Additionally, manufacturers today are manually generating about 500 pages of documentation for every individual patient dose. While the Cell Shuttle fully automates the manufacturing process and generates significant amounts of in-process QC data, our software solution can auto-generate electronic batch records.
Most of these challenges are specific to ex-vivo cell therapies, which is what we’re focused on at Cellares. Pure gene therapies have their own challenges, but also share some of the cell therapy obstacles. For example, the shortage of viral vectors negatively impacts the supply chain of both genetically modified cell therapies as well as gene therapies.
What are some promising disease-specific approaches with cell therapy?
Most cell therapies today are based on T cells and focused on cancers. Additionally, there are several very exciting cell therapy approaches based on hematopoietic stem cells (HSCs), which target congenital diseases of the blood such as alpha thalassemia, beta thalassemia or sickle cell disease. As an example, HSCs of patients with sickle cell anemia have a genetic defect that prevents the production of healthy blood cells. The basic principle behind cell therapies for congenital diseases is to insert the correct copy of the broken gene by means of an ex-vivo process, and then to re-engraft these cells back into the bone marrow of the patient where they start producing healthy blood cells.
Cellares technology supports most cell therapy modalities including CAR-T, HSC, TCR, NK, TIL, Treg and γδ T cells, collectively making up about 80% of the market today. While most ex-vivo cell therapies have many processing steps in common, they vary in the details. Hence, the importance of building a manufacturing solution that is flexible enough to support a wide variety of different workflows in an automated fashion. At Cellares, we’re achieving this by building a modular and customizable hardware solution in combination with a powerful process design software that allows our customers to design and execute precisely the processes that produce their cell therapy products.
Cellares recently welcomed the Fred Hutchinson Cancer Research Center as the first organization to join its Early Access Partnership Program (EAPP). Could you dive into the specifics of the EAPP and what this partnership means for the future of cell therapy?

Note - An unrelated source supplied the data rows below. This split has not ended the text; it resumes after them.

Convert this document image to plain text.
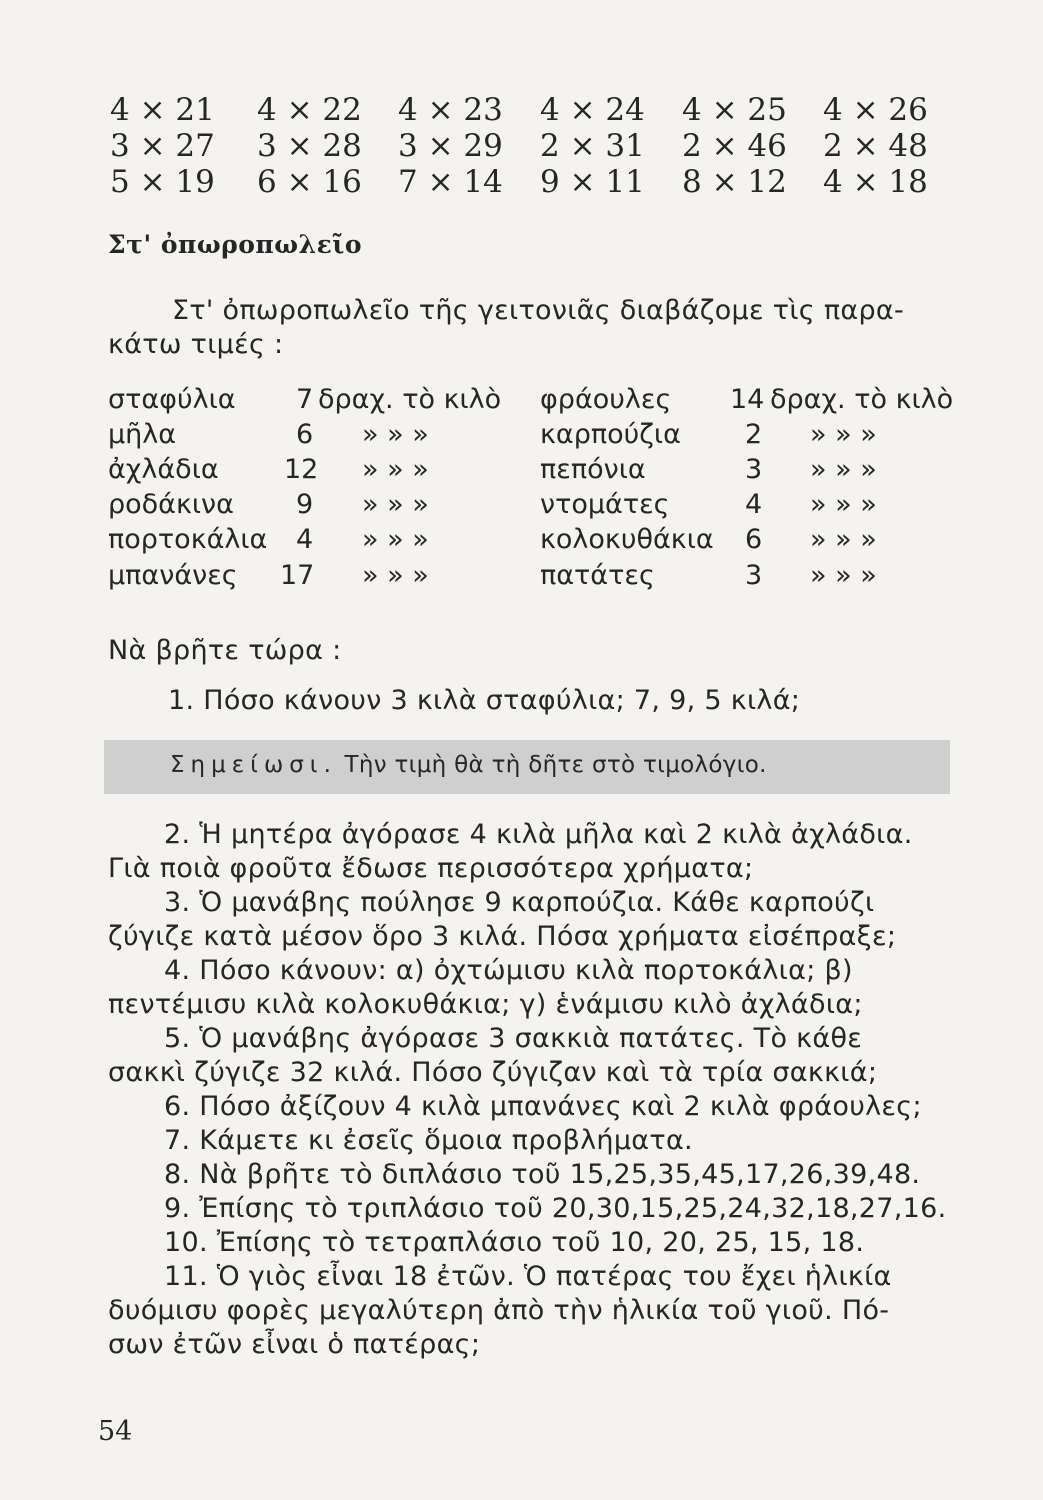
4 × 21 4 × 22 4 × 23 4 × 24 4 × 25 4 × 26
3 × 27 3 × 28 3 × 29 2 × 31 2 × 46 2 × 48
5 × 19 6 × 16 7 × 14 9 × 11 8 × 12 4 × 18
Στ' ὀπωροπωλεῖο
Στ' ὀπωροπωλεῖο τῆς γειτονιᾶς διαβάζομε τὶς παρα-
κάτω τιμές :
σταφύλια 7 δραχ. τὸ κιλὸ φράουλες 14 δραχ. τὸ κιλὸ
μῆλα	6 » » »	καρπούζια 2 » » »
ἀχλάδια 12 » » »	πεπόνια	3 » » »
ροδάκινα 9 » » »	ντομάτες	4 » » »
πορτοκάλια 4 » » »	κολοκυθάκια 6 » » »
μπανάνες 17 » » »	πατάτες	3 » » »
Νὰ βρῆτε τώρα :
1. Πόσο κάνουν 3 κιλὰ σταφύλια; 7, 9, 5 κιλά;
Σημείωσι. Τὴν τιμὴ θὰ τὴ δῆτε στὸ τιμολόγιο.
2. Ἡ μητέρα ἀγόρασε 4 κιλὰ μῆλα καὶ 2 κιλὰ ἀχλάδια.
Γιὰ ποιὰ φροῦτα ἔδωσε περισσότερα χρήματα;
3. Ὁ μανάβης πούλησε 9 καρπούζια. Κάθε καρπούζι
ζύγιζε κατὰ μέσον ὅρο 3 κιλά. Πόσα χρήματα εἰσέπραξε;
4. Πόσο κάνουν: α) ὀχτώμισυ κιλὰ πορτοκάλια; β)
πεντέμισυ κιλὰ κολοκυθάκια; γ) ἑνάμισυ κιλὸ ἀχλάδια;
5. Ὁ μανάβης ἀγόρασε 3 σακκιὰ πατάτες. Τὸ κάθε
σακκὶ ζύγιζε 32 κιλά. Πόσο ζύγιζαν καὶ τὰ τρία σακκιά;
6. Πόσο ἀξίζουν 4 κιλὰ μπανάνες καὶ 2 κιλὰ φράουλες;
7. Κάμετε κι ἐσεῖς ὅμοια προβλήματα.
8. Νὰ βρῆτε τὸ διπλάσιο τοῦ 15,25,35,45,17,26,39,48.
9. Ἐπίσης τὸ τριπλάσιο τοῦ 20,30,15,25,24,32,18,27,16.
10. Ἐπίσης τὸ τετραπλάσιο τοῦ 10, 20, 25, 15, 18.
11. Ὁ γιὸς εἶναι 18 ἐτῶν. Ὁ πατέρας του ἔχει ἡλικία
δυόμισυ φορὲς μεγαλύτερη ἀπὸ τὴν ἡλικία τοῦ γιοῦ. Πό-
σων ἐτῶν εἶναι ὁ πατέρας;
54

To ensure that our manufacturing platform meets the needs of the industry, we are fostering partnerships with leading researchers, academic centers and commercial organizations to ensure the Cell Shuttle’s broad applicability, and to deliver it to the market at scale. Fred Hutch is a pioneer in the research and development of cell therapies for the treatment of cancer and other life-threatening diseases, and is an ideal strategic partner to help validate the Cell Shuttle and ensure it overcomes the challenges associated with both current and forward-looking cell therapy manufacturing processes.
Fred Hutch will provide Cellares with valuable insights into key manufacturing workflows for CAR-T cell therapies, natural killer cell therapies and other cell therapy modalities. The center will also participate in user studies, inform system specifications and provide feedback on the Cell Shuttle to help ensure product-market fit.
In addition to the EAPP, we have assembled a world-class advisory board, comprising leading experts in the field of cell therapy, including Dr. Carl June, director of the Center for Cellular Immunotherapies at the Perelman School of Medicine at the University of Pennsylvania. Our board’s insights are invaluable in guiding the further development of the Cell Shuttle.